Monday, Apr. 02, 1973

The Ph.D. Glut

In recent years, universities have been graduating far more students with doctorates--a record 32,000 last year--than there are jobs for them. Now a task force has reported to the Department of Health, Education and Welfare not only that there is a glut of degree holders, particularly in the humanities and social sciences, but that their overall quality has declined.

At work is a peculiar Gresham's law (bad drives out good) that was inadvertently set in motion in 1968 by the Federal Government's decision to cut research grants and fellowships. It caused prestigious universities, which already were caught in a budget squeeze, to reduce graduate enrollments by 8%. But many public schools of lower quality had only recently founded graduate programs--largely for reasons of status, not need. "To ensure their place in the academic sun," the task force said, such schools obtained more state funds and boosted their enrollments by a total of 10%. Moreover, since these inferior schools primarily turn out research scholars in overcrowded fields, the report forecast that the job market will become even tighter and that better universities will cut back their Ph.D. programs even further.

The task force, headed by Frank Newman, director of university relations at Stanford, also found that federal policy has done nothing to redirect graduate education to where the jobs are. For example, there is an oversupply of Ph.D.s in education, anthropology and history but a shortage in the health professions. The group urged that the Government play on students' self-interest to accomplish reform by distributing fellowships "directly to students on the basis of intellectual and creative promise," rather than channeling them through professions or schools. That would enable the students to "vote with their feet" for programs of proven excellence and presumably for fields where the most jobs are available.

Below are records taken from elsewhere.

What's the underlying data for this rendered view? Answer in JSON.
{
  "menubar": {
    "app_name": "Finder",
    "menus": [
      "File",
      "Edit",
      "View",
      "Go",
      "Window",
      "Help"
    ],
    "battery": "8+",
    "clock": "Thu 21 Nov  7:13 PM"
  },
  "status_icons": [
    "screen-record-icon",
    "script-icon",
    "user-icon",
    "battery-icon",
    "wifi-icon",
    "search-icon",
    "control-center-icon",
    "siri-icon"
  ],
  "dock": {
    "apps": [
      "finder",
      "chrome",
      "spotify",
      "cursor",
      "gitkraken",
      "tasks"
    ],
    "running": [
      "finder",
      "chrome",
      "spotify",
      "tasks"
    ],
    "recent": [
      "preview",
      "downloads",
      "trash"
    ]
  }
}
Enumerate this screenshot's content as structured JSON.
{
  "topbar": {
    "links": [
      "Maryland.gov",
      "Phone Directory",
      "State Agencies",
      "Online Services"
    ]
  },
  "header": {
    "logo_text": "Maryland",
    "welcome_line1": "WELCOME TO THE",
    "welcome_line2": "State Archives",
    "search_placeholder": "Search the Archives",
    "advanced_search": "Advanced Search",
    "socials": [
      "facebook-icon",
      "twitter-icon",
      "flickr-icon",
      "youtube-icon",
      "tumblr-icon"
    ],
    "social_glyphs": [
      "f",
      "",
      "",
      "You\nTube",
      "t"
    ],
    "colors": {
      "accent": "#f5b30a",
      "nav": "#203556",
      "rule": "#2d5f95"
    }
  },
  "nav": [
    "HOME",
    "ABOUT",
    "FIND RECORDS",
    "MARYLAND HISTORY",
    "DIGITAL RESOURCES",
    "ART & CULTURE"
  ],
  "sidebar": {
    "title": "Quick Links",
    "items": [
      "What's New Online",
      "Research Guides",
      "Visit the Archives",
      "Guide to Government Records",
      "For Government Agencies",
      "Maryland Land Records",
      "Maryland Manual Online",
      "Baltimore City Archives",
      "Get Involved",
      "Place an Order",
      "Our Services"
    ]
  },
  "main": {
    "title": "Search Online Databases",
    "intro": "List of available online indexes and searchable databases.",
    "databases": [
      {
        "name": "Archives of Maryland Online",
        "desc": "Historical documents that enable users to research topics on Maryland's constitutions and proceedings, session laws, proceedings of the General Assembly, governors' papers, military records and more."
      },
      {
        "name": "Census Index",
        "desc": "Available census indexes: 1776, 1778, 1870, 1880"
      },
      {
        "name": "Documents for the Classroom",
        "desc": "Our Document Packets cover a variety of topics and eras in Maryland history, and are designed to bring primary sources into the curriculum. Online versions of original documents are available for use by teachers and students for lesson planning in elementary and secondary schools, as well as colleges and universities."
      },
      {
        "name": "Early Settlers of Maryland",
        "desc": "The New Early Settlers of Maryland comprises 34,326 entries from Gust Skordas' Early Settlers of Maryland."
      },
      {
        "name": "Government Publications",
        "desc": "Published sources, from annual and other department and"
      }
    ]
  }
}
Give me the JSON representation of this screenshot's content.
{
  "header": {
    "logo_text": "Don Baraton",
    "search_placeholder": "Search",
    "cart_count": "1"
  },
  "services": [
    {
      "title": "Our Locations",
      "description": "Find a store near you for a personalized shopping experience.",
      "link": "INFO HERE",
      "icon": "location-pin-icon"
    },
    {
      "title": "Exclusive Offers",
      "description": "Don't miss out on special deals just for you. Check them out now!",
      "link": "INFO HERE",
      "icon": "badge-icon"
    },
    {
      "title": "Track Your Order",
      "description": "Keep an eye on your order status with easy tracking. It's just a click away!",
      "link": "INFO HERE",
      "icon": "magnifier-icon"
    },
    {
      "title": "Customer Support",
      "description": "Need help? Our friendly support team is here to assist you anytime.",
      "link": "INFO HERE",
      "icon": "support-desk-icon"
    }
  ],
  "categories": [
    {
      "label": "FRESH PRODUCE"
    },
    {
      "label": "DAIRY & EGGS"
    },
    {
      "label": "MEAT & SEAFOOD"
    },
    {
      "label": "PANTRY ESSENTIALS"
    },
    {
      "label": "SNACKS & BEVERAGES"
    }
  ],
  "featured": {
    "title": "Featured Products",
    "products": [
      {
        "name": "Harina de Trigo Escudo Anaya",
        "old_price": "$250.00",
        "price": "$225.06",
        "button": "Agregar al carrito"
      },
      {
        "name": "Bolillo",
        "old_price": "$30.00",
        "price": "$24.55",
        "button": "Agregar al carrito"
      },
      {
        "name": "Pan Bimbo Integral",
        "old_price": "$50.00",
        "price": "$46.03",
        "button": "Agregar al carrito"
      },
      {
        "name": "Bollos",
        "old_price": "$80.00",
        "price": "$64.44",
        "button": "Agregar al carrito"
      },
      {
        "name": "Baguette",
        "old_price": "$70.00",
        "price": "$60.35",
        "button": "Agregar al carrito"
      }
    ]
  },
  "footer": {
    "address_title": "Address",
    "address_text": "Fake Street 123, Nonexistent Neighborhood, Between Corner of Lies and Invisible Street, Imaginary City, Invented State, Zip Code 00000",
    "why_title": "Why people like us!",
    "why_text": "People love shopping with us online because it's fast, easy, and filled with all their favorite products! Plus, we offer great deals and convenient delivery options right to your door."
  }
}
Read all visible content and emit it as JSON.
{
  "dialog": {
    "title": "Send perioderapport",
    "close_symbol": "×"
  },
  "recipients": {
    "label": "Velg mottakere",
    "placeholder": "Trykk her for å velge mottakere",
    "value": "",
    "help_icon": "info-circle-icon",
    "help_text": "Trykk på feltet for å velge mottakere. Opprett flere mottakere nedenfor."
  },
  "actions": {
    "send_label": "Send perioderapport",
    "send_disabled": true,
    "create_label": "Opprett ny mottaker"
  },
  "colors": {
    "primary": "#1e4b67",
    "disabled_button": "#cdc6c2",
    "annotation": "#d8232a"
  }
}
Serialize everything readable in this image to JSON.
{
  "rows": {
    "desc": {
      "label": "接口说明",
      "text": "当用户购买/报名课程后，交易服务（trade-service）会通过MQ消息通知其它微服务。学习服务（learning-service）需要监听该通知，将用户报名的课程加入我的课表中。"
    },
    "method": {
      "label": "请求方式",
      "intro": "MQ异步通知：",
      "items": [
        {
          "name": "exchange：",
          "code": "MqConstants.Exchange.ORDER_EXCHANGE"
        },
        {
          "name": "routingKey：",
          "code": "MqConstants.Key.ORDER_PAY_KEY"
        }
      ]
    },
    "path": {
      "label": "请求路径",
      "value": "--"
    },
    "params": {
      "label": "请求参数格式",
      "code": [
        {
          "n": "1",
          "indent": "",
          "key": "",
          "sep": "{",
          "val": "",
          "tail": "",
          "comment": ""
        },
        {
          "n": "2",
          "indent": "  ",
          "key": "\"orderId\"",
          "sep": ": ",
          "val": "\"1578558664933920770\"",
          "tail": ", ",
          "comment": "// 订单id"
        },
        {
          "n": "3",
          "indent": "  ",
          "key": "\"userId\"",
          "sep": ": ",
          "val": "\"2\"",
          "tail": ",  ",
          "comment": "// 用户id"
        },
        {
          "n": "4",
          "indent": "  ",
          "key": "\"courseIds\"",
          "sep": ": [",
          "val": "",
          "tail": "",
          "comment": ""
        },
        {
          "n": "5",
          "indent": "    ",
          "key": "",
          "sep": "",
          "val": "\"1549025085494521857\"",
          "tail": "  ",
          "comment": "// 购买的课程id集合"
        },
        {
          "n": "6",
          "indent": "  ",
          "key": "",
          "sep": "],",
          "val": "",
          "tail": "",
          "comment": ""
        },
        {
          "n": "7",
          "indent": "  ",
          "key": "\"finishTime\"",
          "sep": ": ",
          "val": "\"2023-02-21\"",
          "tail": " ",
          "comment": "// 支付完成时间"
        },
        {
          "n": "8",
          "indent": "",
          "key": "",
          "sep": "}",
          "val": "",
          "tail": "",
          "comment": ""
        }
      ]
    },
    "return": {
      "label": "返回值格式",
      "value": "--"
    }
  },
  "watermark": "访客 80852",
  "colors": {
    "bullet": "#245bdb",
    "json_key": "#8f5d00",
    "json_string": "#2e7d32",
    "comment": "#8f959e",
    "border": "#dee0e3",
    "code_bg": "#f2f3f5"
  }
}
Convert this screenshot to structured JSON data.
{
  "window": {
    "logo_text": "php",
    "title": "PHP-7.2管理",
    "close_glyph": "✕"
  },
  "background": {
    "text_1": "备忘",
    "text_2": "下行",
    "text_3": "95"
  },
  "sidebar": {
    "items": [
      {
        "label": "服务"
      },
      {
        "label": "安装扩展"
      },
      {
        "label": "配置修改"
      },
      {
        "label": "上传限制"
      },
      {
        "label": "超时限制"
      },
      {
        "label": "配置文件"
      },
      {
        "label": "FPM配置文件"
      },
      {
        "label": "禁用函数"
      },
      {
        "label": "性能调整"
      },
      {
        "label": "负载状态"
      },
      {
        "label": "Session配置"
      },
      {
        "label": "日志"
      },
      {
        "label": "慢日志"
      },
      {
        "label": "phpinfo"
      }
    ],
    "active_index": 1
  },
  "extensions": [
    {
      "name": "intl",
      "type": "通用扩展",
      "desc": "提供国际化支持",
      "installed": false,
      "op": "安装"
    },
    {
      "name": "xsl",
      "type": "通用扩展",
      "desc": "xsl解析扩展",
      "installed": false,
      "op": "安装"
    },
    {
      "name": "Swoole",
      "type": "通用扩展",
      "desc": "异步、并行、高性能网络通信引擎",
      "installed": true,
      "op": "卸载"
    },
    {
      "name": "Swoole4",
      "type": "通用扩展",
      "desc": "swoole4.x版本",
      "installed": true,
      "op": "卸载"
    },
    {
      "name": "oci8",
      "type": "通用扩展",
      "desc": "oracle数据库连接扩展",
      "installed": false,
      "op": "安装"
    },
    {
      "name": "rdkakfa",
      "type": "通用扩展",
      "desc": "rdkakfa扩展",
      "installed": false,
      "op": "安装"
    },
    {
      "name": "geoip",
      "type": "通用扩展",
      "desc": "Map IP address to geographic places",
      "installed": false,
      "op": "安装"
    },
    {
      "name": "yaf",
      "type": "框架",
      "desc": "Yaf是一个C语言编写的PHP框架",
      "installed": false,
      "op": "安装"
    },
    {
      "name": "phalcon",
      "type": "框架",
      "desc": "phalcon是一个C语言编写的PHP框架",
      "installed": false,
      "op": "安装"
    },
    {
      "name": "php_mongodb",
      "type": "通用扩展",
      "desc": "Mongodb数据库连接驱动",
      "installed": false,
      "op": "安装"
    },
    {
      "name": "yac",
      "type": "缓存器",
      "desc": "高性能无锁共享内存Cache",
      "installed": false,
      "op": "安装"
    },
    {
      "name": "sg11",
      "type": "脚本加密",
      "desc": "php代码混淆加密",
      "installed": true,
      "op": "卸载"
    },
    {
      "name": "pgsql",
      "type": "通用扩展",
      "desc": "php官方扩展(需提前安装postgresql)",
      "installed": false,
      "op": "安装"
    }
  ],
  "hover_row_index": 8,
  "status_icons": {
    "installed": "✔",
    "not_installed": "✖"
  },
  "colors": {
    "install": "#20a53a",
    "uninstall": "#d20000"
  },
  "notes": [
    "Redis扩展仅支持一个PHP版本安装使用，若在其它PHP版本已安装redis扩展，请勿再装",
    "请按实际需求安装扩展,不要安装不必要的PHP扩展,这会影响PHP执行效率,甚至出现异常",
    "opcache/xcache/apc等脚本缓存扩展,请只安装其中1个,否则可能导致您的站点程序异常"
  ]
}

To a limited extent, graduate programs are already being overhauled. Last summer South Dakota State University dropped doctoral programs in agricultural economics, chemistry, entomology and plant pathology because they were drawing few students. For similar reasons, the six state colleges and universities in Kansas are considering eliminating 63 graduate programs. And in New York, a commission has recommended that the board of regents abolish all doctoral programs that fail to meet "standards of high quality and need." Adoption of the Newman proposals would accelerate the trend toward reform--and make it nationwide.